Our submission is written in the Rhope programming language using a modified version of the Alpha 2 interpretter release. The modified source for the interpreter is in the src/rhope_interpretter folder. Source code specifically written for the Rover itself (currently just rover.rhope and a bash script) are in src/rover.

Our rover controller isn't terribly sophisticated. It ignores both "adverse" events and round completion events. It keeps track of no state between telemetry messages apart from the initial parameters. The rover tracks in the direction of the home base and then adjusts its heading to avoid obstacles. When attempting to avoid an obstacle it chooses the direction to turn based on which one requires the smallest turn from the current direction. For this calculation the current direction is adjusted if the rover is already turning, effectively favoring the direction it's already turning in. For martians, the collision check code checks that the desired path doesn't intersect with a line 3 turns long (based on the martian's current speed) along with checking against collisions at the current position.
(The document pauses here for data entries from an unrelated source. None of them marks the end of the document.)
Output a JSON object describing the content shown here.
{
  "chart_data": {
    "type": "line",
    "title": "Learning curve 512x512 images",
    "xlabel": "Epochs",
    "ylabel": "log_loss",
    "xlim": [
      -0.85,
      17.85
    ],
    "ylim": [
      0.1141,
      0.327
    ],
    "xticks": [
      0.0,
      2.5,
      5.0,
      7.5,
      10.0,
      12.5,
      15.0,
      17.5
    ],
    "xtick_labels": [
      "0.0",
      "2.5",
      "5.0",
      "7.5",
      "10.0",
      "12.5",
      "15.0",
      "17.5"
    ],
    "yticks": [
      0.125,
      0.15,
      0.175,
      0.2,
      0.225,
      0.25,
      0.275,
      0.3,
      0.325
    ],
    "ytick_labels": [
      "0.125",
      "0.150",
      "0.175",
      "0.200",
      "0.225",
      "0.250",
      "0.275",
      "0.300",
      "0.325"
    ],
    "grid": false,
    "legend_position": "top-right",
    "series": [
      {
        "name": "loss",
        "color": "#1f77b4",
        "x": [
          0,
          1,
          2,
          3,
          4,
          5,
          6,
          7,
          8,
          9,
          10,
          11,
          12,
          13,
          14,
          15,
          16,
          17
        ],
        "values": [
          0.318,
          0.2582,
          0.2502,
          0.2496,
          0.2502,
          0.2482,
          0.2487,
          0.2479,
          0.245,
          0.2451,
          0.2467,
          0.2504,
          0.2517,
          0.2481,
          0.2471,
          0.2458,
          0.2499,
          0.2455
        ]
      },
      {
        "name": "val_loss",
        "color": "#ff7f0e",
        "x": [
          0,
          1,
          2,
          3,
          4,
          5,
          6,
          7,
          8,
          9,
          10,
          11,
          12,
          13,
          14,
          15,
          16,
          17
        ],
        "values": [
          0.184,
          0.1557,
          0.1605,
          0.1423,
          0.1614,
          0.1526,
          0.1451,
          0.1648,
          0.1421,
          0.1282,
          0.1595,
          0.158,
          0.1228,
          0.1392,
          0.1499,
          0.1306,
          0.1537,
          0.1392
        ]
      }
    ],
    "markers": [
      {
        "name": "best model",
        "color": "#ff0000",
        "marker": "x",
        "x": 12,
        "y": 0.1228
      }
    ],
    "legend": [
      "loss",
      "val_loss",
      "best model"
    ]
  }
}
I'm not terribly happy with our solution. Our rover does reasonably well on the sample maps, but I suspect in the actual contest we will do poorly as there are too many constants in the code determined through experimentation that really should be based on the environment parameters. Our lame pathfinding algorithm is also likely to be a source of trouble. On the plus side, our choice of language was not a major hurdle this year. Last year, Rhope was really too immature and we spent most of the contest trying to fix bugs in the language rather than working on our entry.  I did stumble across one or two bugs this year and I had to add a few operations like Sine and Cosine to the interpretter, but those were only minor distractions.